Le Triangle de Weimar a été créé dans les années 1990 pour promouvoir la coordination entre les trois pays au niveau européen, mais il n’a jusqu’à présent existé que sous la forme de réunions entre les dirigeants respectifs et n’a pas évolué pour devenir une base de pouvoir significative.

Bien que le gouvernement actuel du chancelier Olaf Scholz se soit engagé à relancer le forum et à favoriser des liens plus étroits avec la Pologne, ces tentatives ont largement échoué — un état de fait qui, selon M. Caspary, est en partie dû aux politiques européennes « abyssales » de la coalition actuelle.

Rupture par rapport à 2007

Avec ce nouveau manifeste, la CDU tente de récupérer le rôle de moteur de l’intégration européenne, en se présentant, comme en 2007, comme le « parti européen de l’Allemagne ».

« Il n’y a pas de politique européenne du tout sous la coalition [actuelle] « en feu tricolore », et c’est également la perception en Europe — il n’y a que de l’horreur et de la frustration vis-à-vis de l’Allemagne en ce moment », a ajouté M. Caspary.

Mais pour la CDU, les questions européennes semblent également avoir reculé dans la liste des priorités, avec seulement deux pages consacrées à la question — 3 % du manifeste du parti, contre 8 % en 2007 — ce que M. Caspary explique par le fait que les priorités des citoyens sont ailleurs, notant que « les gens ont d’autres problèmes ».

Toutefois, l’engagement clair en faveur d’une plus grande intégration européenne marque une rupture par rapport au manifeste de 2007, qui reflétait l’esprit du ralentissement de la dynamique et la montée de l’euroscepticisme au début des années 2000.

Au lieu de prôner une intégration plus poussée de l’UE, le précédent manifeste appelait à « restituer certaines compétences aux États membres ».

Transfert de compétences à l’UE

La nouvelle proposition de la CDU suggère que l’UE pourrait être la réponse aux défis extérieurs, tels que la sécurité internationale, la compétitivité, le changement climatique et l’immigration.

« Dans le contexte d’une concurrence systémique internationale croissante et de la formation constante de blocs […] l’UE doit devenir un acteur géopolitique et politique mondial », peut-on lire dans la proposition.

Le texte préconise donc « un transfert de compétences à l’UE lorsque cela s’avère utile », y compris la prise de décision à la majorité pour remplacer l’unanimité en matière de politique étrangère et de sécurité de l’Union.

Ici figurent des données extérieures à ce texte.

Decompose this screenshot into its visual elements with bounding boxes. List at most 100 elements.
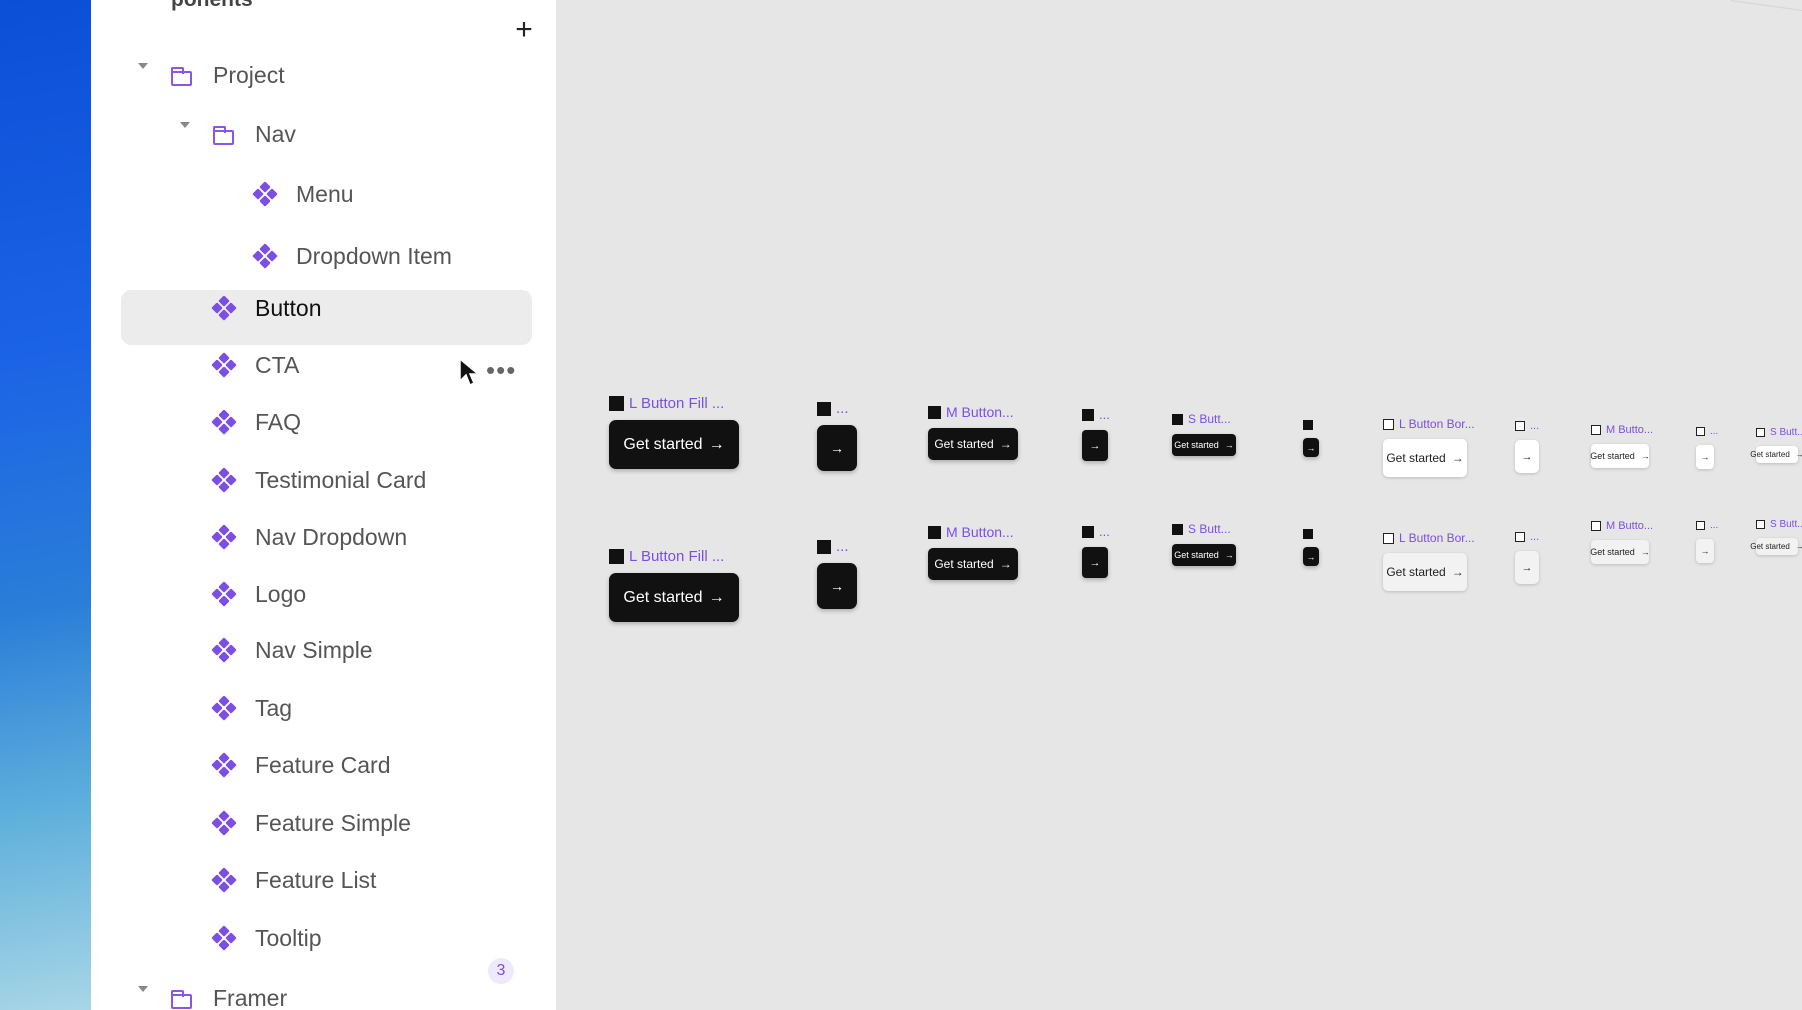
button-variant[interactable]: L Button Fill ... Get started →	[609, 548, 739, 622]
variant-label: M Butto...	[1591, 424, 1653, 436]
button-text: Get started	[1174, 440, 1219, 450]
caret-down-icon[interactable]	[138, 63, 148, 69]
get-started-button[interactable]: Get started →	[1172, 544, 1236, 566]
variant-label: L Button Fill ...	[609, 548, 739, 565]
button-variant[interactable]: ... →	[1082, 407, 1110, 461]
get-started-button[interactable]: Get started →	[1590, 540, 1650, 564]
get-started-button[interactable]: →	[817, 425, 857, 471]
button-variant[interactable]: S Butt... Get started →	[1750, 427, 1802, 463]
folder-icon	[171, 66, 193, 86]
tree-item-label: Button	[255, 294, 322, 321]
tree-item-project[interactable]: Project	[138, 55, 285, 95]
button-variant[interactable]: L Button Bor... Get started →	[1383, 417, 1475, 477]
button-variant[interactable]: M Button... Get started →	[928, 404, 1018, 460]
get-started-button[interactable]: Get started →	[928, 548, 1018, 580]
get-started-button[interactable]: Get started →	[1172, 434, 1236, 456]
get-started-button[interactable]: →	[1696, 445, 1714, 469]
get-started-button[interactable]: →	[1515, 440, 1539, 473]
get-started-button[interactable]: Get started →	[1750, 446, 1802, 463]
tree-item-menu[interactable]: Menu	[252, 174, 354, 214]
folder-icon	[213, 125, 235, 145]
tree-item-nav[interactable]: Nav	[180, 114, 296, 154]
get-started-button[interactable]: Get started →	[1383, 439, 1467, 477]
get-started-button[interactable]: Get started →	[609, 420, 739, 469]
tree-item-logo[interactable]: Logo	[211, 574, 306, 614]
variant-label: S Butt...	[1756, 519, 1802, 530]
variant-label: S Butt...	[1172, 412, 1236, 426]
button-variant[interactable]: ... →	[1515, 531, 1539, 584]
button-variant[interactable]: →	[1303, 420, 1319, 457]
get-started-button[interactable]: →	[1082, 547, 1108, 578]
add-component-button[interactable]: +	[509, 15, 539, 46]
get-started-button[interactable]: Get started →	[1750, 538, 1802, 555]
frame-icon	[1172, 413, 1183, 425]
button-variant[interactable]: ... →	[817, 538, 857, 609]
get-started-button[interactable]: →	[1303, 547, 1319, 566]
button-variant[interactable]: M Button... Get started →	[928, 524, 1018, 580]
count-badge: 3	[488, 958, 514, 984]
button-variant[interactable]: L Button Fill ... Get started →	[609, 395, 739, 469]
get-started-button[interactable]: →	[817, 563, 857, 609]
arrow-right-icon: →	[999, 557, 1012, 571]
variant-label: L Button Bor...	[1383, 531, 1475, 545]
button-text: Get started	[1590, 451, 1635, 461]
tree-item-feature-card[interactable]: Feature Card	[211, 745, 391, 785]
caret-down-icon[interactable]	[138, 986, 148, 992]
tree-item-label: Nav Dropdown	[255, 523, 408, 550]
variant-label: ...	[1696, 426, 1718, 437]
button-variant[interactable]: S Butt... Get started →	[1750, 519, 1802, 555]
arrow-right-icon: →	[1451, 451, 1464, 465]
variant-label	[1303, 420, 1319, 430]
get-started-button[interactable]: →	[1303, 438, 1319, 457]
variant-label: ...	[817, 538, 857, 555]
button-variant[interactable]: ... →	[1696, 426, 1718, 469]
tree-item-nav-dropdown[interactable]: Nav Dropdown	[211, 517, 408, 557]
tree-item-faq[interactable]: FAQ	[211, 402, 301, 442]
tree-item-feature-list[interactable]: Feature List	[211, 860, 376, 900]
button-variant[interactable]: M Butto... Get started →	[1590, 424, 1653, 468]
get-started-button[interactable]: →	[1082, 430, 1108, 461]
tree-item-cta[interactable]: CTA	[211, 345, 299, 385]
more-options-icon[interactable]: •••	[486, 357, 516, 383]
frame-icon	[1172, 523, 1183, 535]
frame-icon	[1591, 425, 1601, 435]
get-started-button[interactable]: Get started →	[609, 573, 739, 622]
button-variant[interactable]: ... →	[817, 400, 857, 471]
button-variant[interactable]: ... →	[1696, 520, 1718, 563]
variant-name: L Button Fill ...	[629, 395, 725, 412]
tree-item-button[interactable]: Button	[211, 288, 322, 328]
variant-label: S Butt...	[1172, 522, 1236, 536]
button-variant[interactable]: ... →	[1082, 524, 1110, 578]
tree-item-label: Feature Simple	[255, 809, 411, 836]
button-text: Get started	[1750, 542, 1790, 551]
button-variant[interactable]: ... →	[1515, 420, 1539, 473]
get-started-button[interactable]: →	[1696, 539, 1714, 563]
tree-item-label: Framer	[213, 984, 288, 1010]
button-text: Get started	[1386, 565, 1446, 579]
component-icon	[211, 752, 237, 778]
get-started-button[interactable]: Get started →	[1590, 444, 1650, 468]
tree-item-label: Feature Card	[255, 751, 391, 778]
frame-icon	[1696, 521, 1705, 530]
button-variant[interactable]: S Butt... Get started →	[1172, 412, 1236, 456]
tree-item-framer[interactable]: Framer	[138, 978, 288, 1010]
mouse-cursor-icon	[459, 357, 480, 387]
arrow-right-icon: →	[1224, 440, 1234, 450]
tree-item-dropdown-item[interactable]: Dropdown Item	[252, 236, 452, 276]
get-started-button[interactable]: Get started →	[1383, 553, 1467, 591]
button-variant[interactable]: →	[1303, 529, 1319, 566]
button-variant[interactable]: L Button Bor... Get started →	[1383, 531, 1475, 591]
caret-down-icon[interactable]	[180, 122, 190, 128]
tree-item-tooltip[interactable]: Tooltip	[211, 918, 321, 958]
frame-icon	[1515, 421, 1525, 431]
component-icon	[252, 181, 278, 207]
tree-item-nav-simple[interactable]: Nav Simple	[211, 630, 373, 670]
button-variant[interactable]: M Butto... Get started →	[1590, 520, 1653, 564]
tree-item-tag[interactable]: Tag	[211, 688, 292, 728]
get-started-button[interactable]: →	[1515, 551, 1539, 584]
tree-item-testimonial-card[interactable]: Testimonial Card	[211, 460, 426, 500]
tree-item-feature-simple[interactable]: Feature Simple	[211, 803, 411, 843]
button-variant[interactable]: S Butt... Get started →	[1172, 522, 1236, 566]
design-canvas[interactable]: L Button Fill ... Get started →... → M Butto…	[556, 0, 1802, 1010]
get-started-button[interactable]: Get started →	[928, 428, 1018, 460]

Toutefois, face aux menaces très concrètes que fait peser la Russie sur la sécurité, la nouvelle proposition abandonne également les visions à long terme, comme la création d’une armée européenne, au profit d’objectifs à plus court terme, comme le fait de combler « les graves lacunes capacitaires […] par des projets communs de défense européenne sur une période de dix ans ».

En ce qui concerne la politique fiscale et migratoire, la CDU reste conservatrice, puisque le document prend clairement position contre la dette commune de l’UE et contre une politique migratoire radicale, du genre de l’accord entre le Rwanda et le Royaume-Uni, qui verrait les personnes ayant le droit d’asile accueillies dans des pays tiers en dehors de l’UE.

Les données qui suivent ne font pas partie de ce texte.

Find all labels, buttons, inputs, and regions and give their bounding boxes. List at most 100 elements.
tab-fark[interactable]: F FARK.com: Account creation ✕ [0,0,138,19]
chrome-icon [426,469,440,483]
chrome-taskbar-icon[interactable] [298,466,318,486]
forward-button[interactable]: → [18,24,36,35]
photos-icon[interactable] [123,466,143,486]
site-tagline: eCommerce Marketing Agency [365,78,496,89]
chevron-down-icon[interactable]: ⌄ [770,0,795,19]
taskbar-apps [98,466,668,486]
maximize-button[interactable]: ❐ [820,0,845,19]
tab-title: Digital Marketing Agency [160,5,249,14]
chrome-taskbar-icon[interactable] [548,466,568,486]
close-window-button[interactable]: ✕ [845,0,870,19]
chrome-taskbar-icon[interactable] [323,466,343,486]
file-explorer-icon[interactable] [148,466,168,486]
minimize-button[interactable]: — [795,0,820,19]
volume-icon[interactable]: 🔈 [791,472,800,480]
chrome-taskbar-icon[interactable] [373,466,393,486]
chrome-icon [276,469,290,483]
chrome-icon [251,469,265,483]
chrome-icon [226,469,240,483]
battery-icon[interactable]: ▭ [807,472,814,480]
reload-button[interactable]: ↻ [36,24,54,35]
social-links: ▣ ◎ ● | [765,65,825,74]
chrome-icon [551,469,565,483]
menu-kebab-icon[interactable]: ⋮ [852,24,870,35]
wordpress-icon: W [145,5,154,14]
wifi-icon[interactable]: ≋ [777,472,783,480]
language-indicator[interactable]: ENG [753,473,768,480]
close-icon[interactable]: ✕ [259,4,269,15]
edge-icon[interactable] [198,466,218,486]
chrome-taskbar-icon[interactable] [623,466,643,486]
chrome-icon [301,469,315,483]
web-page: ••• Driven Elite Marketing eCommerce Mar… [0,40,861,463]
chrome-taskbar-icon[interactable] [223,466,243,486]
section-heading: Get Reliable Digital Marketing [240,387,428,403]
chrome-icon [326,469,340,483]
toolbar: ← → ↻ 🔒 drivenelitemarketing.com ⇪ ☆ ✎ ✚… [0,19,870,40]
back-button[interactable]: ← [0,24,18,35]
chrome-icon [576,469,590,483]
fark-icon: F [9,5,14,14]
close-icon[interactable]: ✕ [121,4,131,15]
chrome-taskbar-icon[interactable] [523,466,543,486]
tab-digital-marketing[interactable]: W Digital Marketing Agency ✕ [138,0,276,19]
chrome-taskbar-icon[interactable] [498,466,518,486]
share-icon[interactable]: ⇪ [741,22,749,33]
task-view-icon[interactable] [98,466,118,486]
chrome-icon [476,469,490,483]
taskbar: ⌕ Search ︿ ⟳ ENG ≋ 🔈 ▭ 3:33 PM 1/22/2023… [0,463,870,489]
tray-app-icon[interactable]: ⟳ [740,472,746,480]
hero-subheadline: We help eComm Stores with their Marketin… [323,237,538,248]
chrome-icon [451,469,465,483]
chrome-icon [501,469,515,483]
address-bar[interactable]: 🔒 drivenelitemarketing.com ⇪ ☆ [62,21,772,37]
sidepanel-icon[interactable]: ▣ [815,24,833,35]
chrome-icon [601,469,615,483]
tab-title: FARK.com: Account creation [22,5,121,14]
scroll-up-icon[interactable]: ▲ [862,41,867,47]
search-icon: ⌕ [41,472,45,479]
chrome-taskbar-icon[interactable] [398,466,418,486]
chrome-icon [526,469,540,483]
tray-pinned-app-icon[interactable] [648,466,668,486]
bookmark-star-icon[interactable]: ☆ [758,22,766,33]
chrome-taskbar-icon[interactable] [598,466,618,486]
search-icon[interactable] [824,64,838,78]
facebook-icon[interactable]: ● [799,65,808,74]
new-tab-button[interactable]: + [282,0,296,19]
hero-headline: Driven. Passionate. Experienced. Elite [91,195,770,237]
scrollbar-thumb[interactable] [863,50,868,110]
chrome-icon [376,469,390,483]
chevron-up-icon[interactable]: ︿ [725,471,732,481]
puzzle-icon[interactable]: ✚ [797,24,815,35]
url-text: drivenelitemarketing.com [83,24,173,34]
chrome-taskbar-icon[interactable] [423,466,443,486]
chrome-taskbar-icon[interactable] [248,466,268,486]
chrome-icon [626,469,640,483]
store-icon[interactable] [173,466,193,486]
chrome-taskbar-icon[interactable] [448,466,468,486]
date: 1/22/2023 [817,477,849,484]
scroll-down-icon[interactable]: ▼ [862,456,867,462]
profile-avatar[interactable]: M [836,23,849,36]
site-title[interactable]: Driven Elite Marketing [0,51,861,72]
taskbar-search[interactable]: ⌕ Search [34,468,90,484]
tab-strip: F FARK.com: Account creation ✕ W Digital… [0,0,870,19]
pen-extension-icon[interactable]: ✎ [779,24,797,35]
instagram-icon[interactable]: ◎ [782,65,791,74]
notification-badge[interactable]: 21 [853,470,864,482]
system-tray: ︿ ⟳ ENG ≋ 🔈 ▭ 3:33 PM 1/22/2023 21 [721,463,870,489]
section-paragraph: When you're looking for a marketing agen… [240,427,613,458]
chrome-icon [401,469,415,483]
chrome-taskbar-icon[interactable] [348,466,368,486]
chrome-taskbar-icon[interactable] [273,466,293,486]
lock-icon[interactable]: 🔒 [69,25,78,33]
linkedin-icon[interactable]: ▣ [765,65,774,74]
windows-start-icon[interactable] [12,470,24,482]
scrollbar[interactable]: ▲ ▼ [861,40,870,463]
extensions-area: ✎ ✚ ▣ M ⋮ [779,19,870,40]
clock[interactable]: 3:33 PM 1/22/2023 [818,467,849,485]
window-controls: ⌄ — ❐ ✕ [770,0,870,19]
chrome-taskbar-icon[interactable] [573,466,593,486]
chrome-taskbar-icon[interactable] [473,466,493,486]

Le parti étant actuellement en tête des sondages en Allemagne, la CDU envisage de revenir au pouvoir deux ans après le départ de l’ancienne chancelière Angela Merkel.

« La CDU allemande est prête à gouverner à nouveau », a déclaré Carsten Linnemann, secrétaire général de la CDU qui a présidé le processus d’élaboration du manifeste, lors de la présentation de la proposition lundi, ajoutant qu’en cas d’élections générales anticipées, la CDU serait prête.

Le projet de manifeste devrait être amendé et voté par la direction du parti et la conférence du parti l’année prochaine.